The centrifuges available to Iran are not sufficient to launch industrial uranium enrichment, a senior Russian nuclear official said yesterday.

"Uranium enrichment in Iran is not arousing concerns in Russia.There is nothing unexpected in this. The availability of 164 centrifuges in Iran is a fact that has been known for a long time," Russian Atomic Energy Agency chief Sergei Kiriyenko was quoted by the Interfax news agency as saying.

"These centrifuges allow Iran to conduct laboratory uranium enrichment to a low level in insignificant amounts. The acquisition of highly enriched uranium is unfeasible today using this method," Kiriyenko said.

Earlier, senior Iranian official and former president Hashemi Rafsanjani told the Kuwait News Agency that Iran had operated the first unit of 164 centrifuges and successfully enriched uranium.

Iranian President Mahmoud Ahmadinejad said on Tuesday Iran would "join the world club of nuclear technology soon".

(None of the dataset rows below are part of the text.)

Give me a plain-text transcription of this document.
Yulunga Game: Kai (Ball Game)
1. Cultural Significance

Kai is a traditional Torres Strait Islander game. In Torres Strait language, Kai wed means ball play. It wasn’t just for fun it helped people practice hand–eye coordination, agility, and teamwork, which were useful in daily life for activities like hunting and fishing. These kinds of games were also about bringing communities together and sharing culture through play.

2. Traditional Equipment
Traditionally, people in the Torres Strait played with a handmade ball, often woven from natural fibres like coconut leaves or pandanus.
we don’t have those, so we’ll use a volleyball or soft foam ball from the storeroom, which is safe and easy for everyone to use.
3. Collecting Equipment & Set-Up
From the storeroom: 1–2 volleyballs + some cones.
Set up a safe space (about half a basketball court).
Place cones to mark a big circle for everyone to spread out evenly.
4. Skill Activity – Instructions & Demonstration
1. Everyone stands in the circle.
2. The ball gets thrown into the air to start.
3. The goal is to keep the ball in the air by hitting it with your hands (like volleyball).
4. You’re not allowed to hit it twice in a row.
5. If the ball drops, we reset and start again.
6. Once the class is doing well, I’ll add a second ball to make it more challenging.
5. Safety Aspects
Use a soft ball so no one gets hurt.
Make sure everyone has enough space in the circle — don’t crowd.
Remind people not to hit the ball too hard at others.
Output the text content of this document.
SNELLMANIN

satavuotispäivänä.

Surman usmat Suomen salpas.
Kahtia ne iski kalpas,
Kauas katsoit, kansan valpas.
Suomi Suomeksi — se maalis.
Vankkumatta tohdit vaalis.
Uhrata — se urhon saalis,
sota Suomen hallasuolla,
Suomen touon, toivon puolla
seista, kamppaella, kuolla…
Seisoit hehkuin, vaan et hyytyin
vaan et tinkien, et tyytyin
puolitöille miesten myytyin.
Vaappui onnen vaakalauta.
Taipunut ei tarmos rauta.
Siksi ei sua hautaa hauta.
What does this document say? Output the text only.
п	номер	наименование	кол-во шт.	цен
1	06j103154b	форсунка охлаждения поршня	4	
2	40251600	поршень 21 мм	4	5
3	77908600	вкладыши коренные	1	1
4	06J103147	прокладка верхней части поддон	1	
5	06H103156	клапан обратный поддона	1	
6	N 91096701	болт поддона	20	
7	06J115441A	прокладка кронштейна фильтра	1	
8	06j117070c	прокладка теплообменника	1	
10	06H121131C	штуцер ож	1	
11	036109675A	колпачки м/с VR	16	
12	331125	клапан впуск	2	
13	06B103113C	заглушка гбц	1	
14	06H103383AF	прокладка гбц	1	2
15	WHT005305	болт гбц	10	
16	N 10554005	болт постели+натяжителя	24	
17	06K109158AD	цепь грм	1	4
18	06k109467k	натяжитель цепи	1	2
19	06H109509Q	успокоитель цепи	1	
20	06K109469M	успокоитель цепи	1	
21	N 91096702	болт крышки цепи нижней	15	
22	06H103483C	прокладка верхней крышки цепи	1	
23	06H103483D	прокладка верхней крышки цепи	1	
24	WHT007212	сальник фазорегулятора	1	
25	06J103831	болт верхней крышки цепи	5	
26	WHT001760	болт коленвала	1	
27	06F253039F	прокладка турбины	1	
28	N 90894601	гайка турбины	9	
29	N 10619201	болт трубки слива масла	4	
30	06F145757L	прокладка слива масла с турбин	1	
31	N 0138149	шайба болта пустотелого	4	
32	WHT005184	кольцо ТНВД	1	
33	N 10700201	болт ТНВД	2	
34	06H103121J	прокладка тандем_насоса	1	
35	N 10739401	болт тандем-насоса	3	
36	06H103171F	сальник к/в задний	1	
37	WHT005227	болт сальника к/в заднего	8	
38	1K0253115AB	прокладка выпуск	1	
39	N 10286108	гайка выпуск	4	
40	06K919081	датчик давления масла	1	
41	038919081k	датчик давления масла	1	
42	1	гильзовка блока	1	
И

However, in order to produce own fuel at least for the initial loading of a nuclear reactor, "one needs to have not some hundred-and-a-half centrifuges, but thousands of times more," Viktor Mikhailov, ex-minister of the Russian Ministry for Atomic Energy who leads the ministry's Institute for Strategic Stability, said on Wednesday.

The Russian Foreign Ministry on Thursday confirmed a quadripartite meeting on the Iranian nuclear issue.

"Representatives of the European Troika -- France, Britain and Germany, the United States, Russia and China will convene in Moscow on April 18 to discuss the Iranian nuclear dossier," Foreign Ministry Spokesman Mikhail Kamynin said on Thursday.

The UN Security Council adopted a presidential statement on March 29 that urged Iran to fully restore the suspension of all activities related to uranium enrichment in 30 days.